As I read the book, it seemed to me that learning successfully is built on four areas: intention, attention, repetition and organization. Weinland has tips related to all of these.
Intention to learn is easy to come by when you have an interest in a subject. If you’re not interested, you’ll need to find some other motivation. Think about why you’re studying a subject and the benefits you hope to achieve. Even if you’re a student and you “have to” take a class, think of the opportunities that might open up to you if you get a good grade.
Attention is very important to memory and learning. If you forget something, it is very likely you weren’t paying attention to begin with. Remove distractions from your environment and mind (this wasn’t an issue when this book was published in 1957, but put away your cell phone and put it out of your mind). Engage as many senses as you can.
Remember that attention isn’t an infinitely available commodity. Get the rest you need. Don’t burn yourself out by focusing too long on one subject or closely related subjects. Give your mind, especially the executive functions a break, by alternating unrelated subjects, switching back and forth from mental to physical activities and making a little time for rest and recreation.
Repetition is important to memory, but it doesn’t need to be boring. Allowing time between practice sessions can actually improve performance.
Organization can go a long way to making learning easier. Some of the most successful mnemonic techniques involve arranging and associating things we want to remember with things we already remember well, especially locations. For instance, pigeonholing involves creating a spacial arrangement, such as a grid, with things to be remembered in each space. Mind maps do something similar with a more free-form arrangement that also takes advantage of our ability to remember images and colors. Memory castles are sophisticated applications of this strategy.
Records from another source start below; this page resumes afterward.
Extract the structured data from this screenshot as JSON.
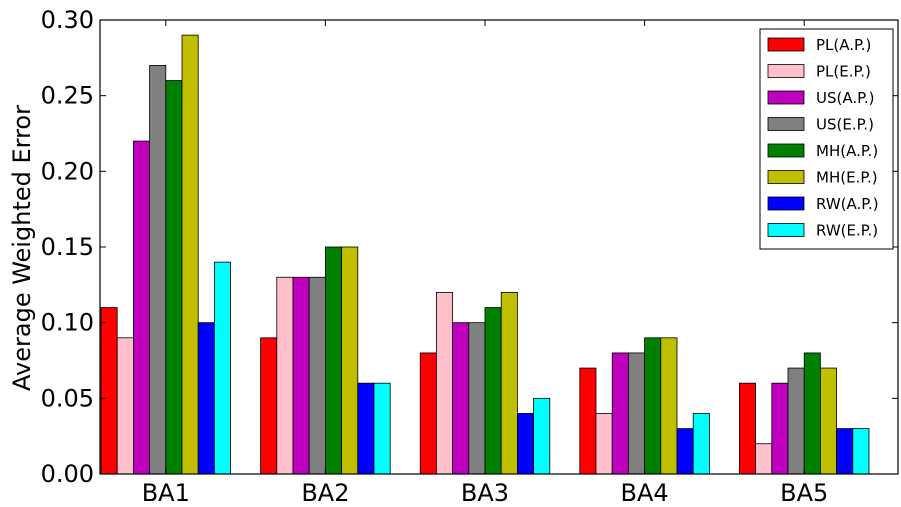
{
  "chart_data": {
    "type": "bar",
    "title": "",
    "xlabel": "",
    "ylabel": "Average Weighted Error",
    "ylim": [
      0,
      0.3
    ],
    "yticks": [
      "0.00",
      "0.05",
      "0.10",
      "0.15",
      "0.20",
      "0.25",
      "0.30"
    ],
    "categories": [
      "BA1",
      "BA2",
      "BA3",
      "BA4",
      "BA5"
    ],
    "legend_position": "top-right",
    "grid": false,
    "series": [
      {
        "name": "PL(A.P.)",
        "color": "#ff0000",
        "values": [
          0.11,
          0.09,
          0.08,
          0.07,
          0.06
        ]
      },
      {
        "name": "PL(E.P.)",
        "color": "#ffc0cb",
        "values": [
          0.09,
          0.13,
          0.12,
          0.04,
          0.02
        ]
      },
      {
        "name": "US(A.P.)",
        "color": "#bf00bf",
        "values": [
          0.22,
          0.13,
          0.1,
          0.08,
          0.06
        ]
      },
      {
        "name": "US(E.P.)",
        "color": "#808080",
        "values": [
          0.27,
          0.13,
          0.1,
          0.08,
          0.07
        ]
      },
      {
        "name": "MH(A.P.)",
        "color": "#008000",
        "values": [
          0.26,
          0.15,
          0.11,
          0.09,
          0.08
        ]
      },
      {
        "name": "MH(E.P.)",
        "color": "#bfbf00",
        "values": [
          0.29,
          0.15,
          0.12,
          0.09,
          0.07
        ]
      },
      {
        "name": "RW(A.P.)",
        "color": "#0000ff",
        "values": [
          0.1,
          0.06,
          0.04,
          0.03,
          0.03
        ]
      },
      {
        "name": "RW(E.P.)",
        "color": "#00ffff",
        "values": [
          0.14,
          0.06,
          0.05,
          0.04,
          0.03
        ]
      }
    ]
  }
}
Understanding how things are divided into wholes and parts or groups can help you break down subjects into smaller, easier to remember, parts that are connected so that remembering on item helps you remember the others.
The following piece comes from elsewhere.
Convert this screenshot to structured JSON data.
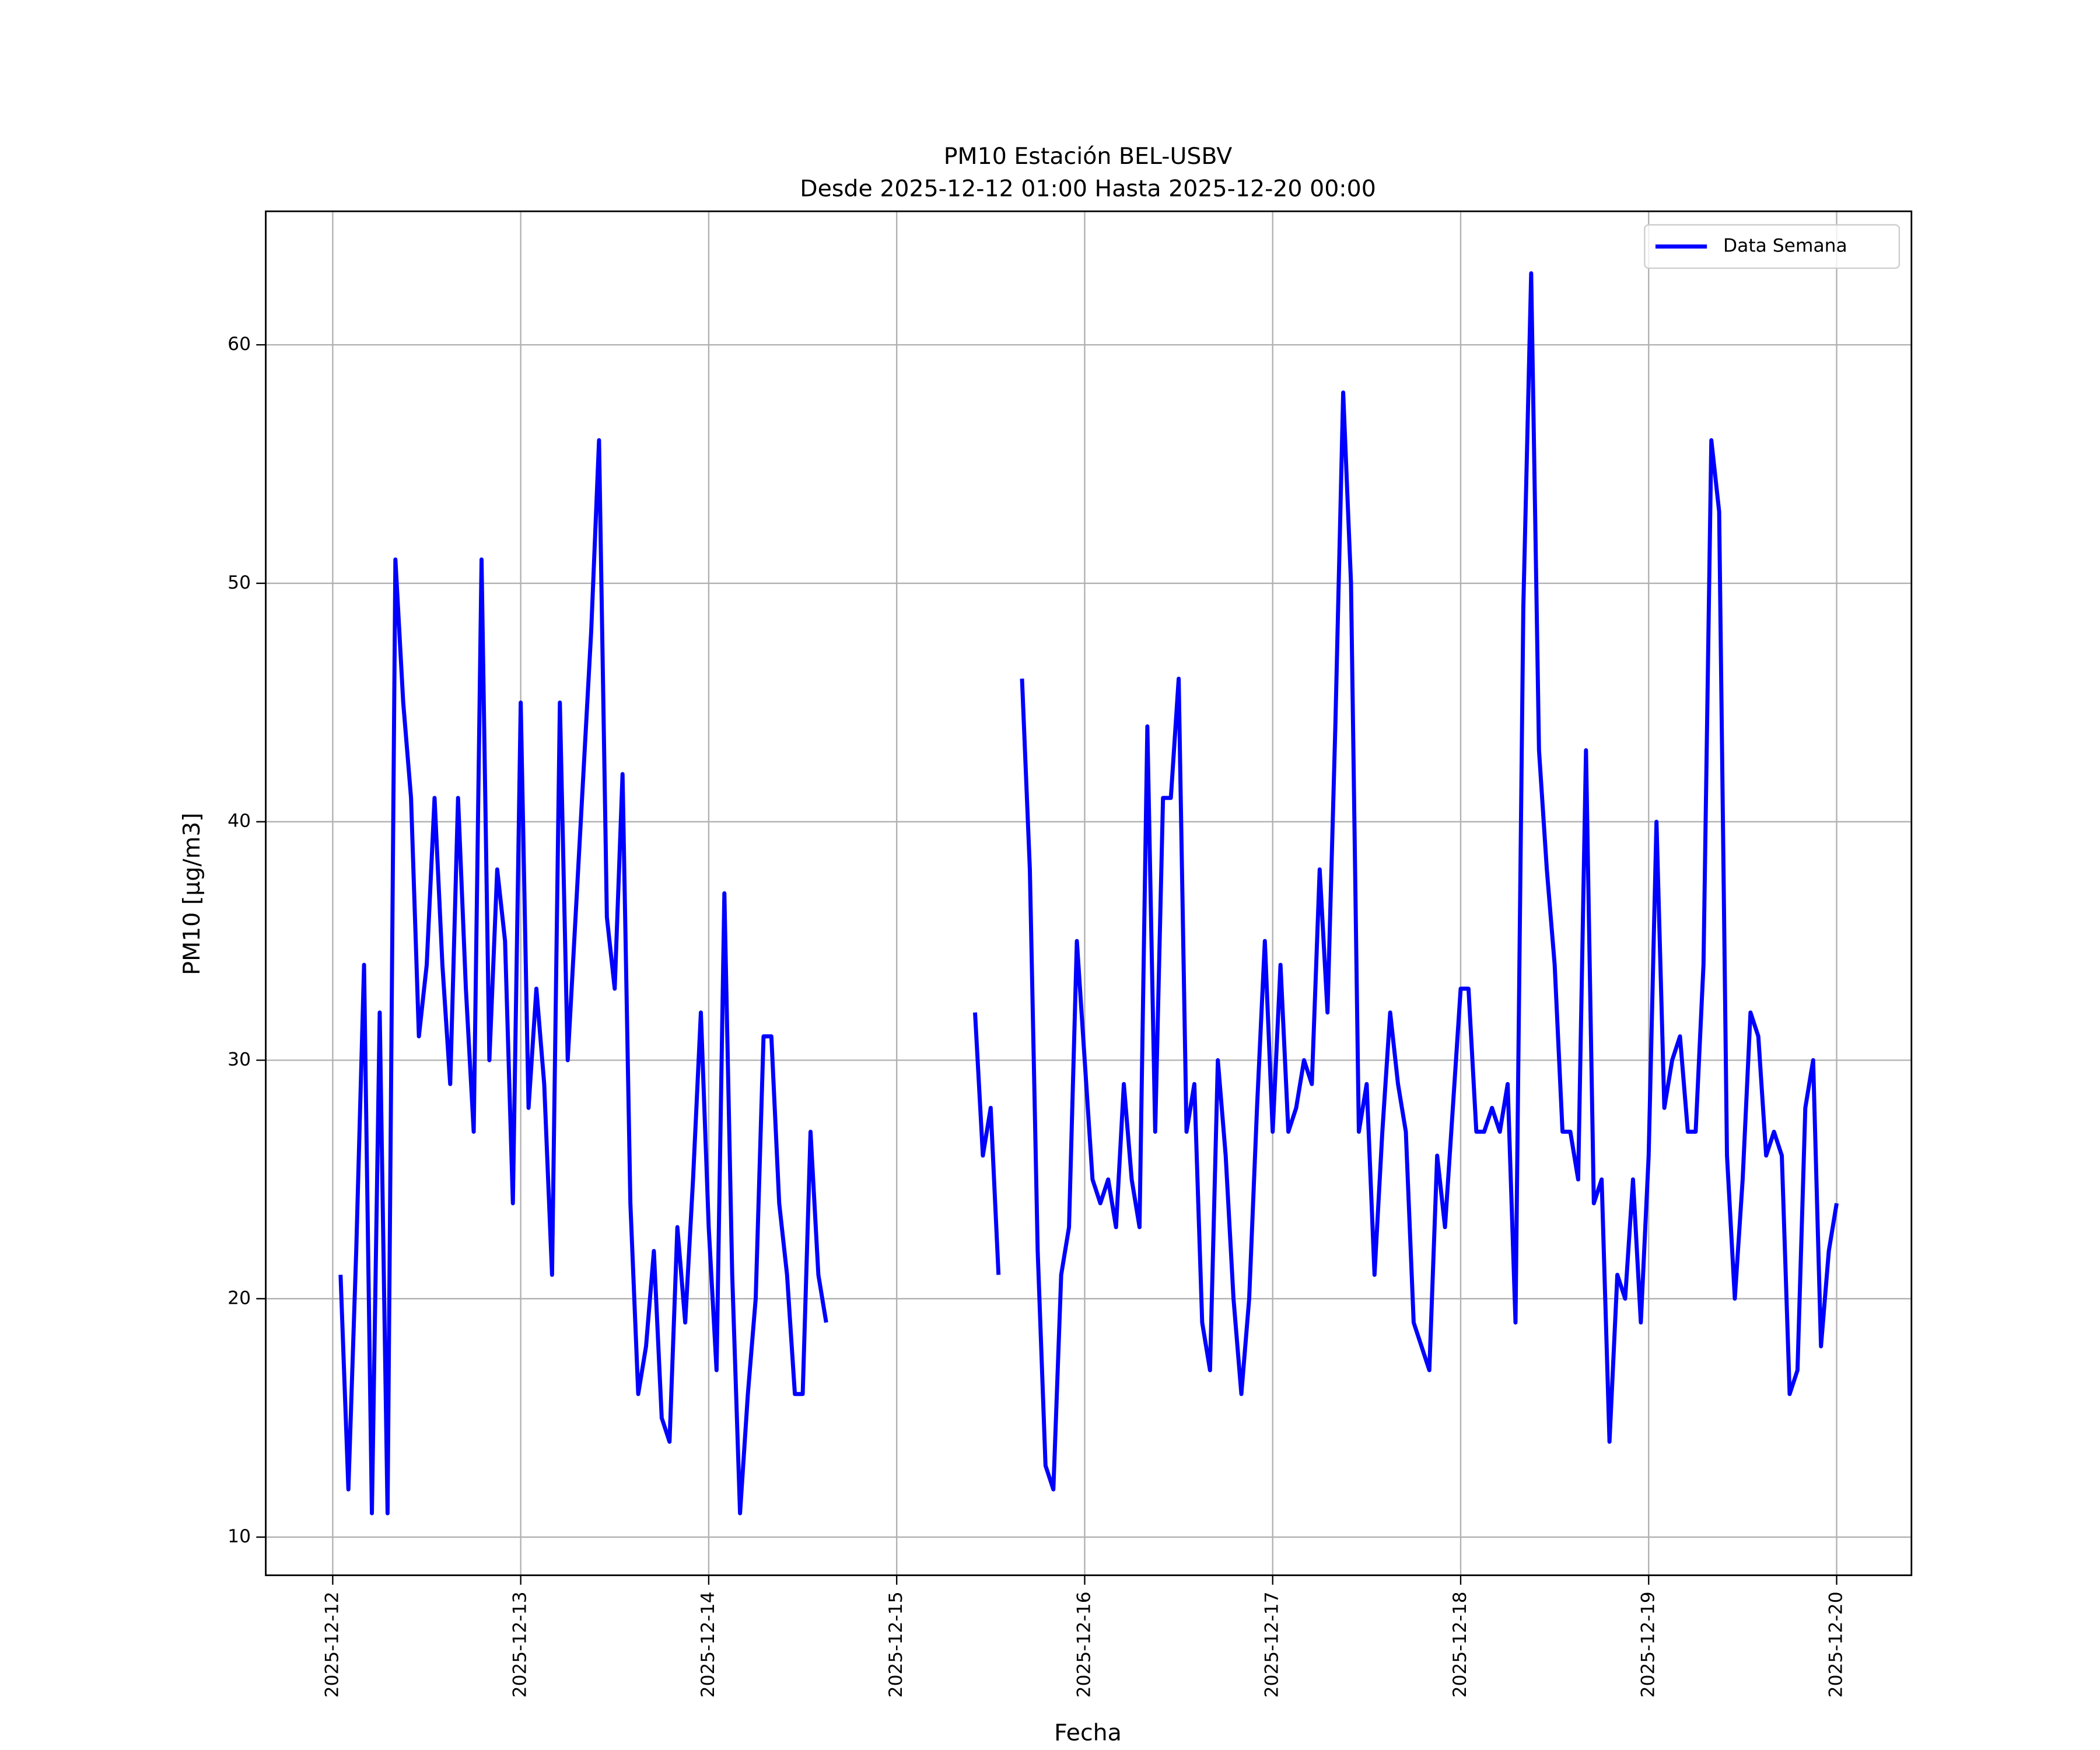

I tend to connect the use of meaningful association to the idea of organization. Meaningful association builds on what you already know. This could be building on or filling in your background on a subject, finding analogies to familiar or using acronyms and rhymes. A related practice is it to come up with an outrageous image that represents what you want to remember. We find it easy to remember images—the more unusual the image the easier it is to recall—so we can take advantage of that by associating what we want remember with a crazy image that reminds of it.
The book is dated, but I think the advice is applicable even if the science of memory has advance. In addition, the book has the advantage of being short.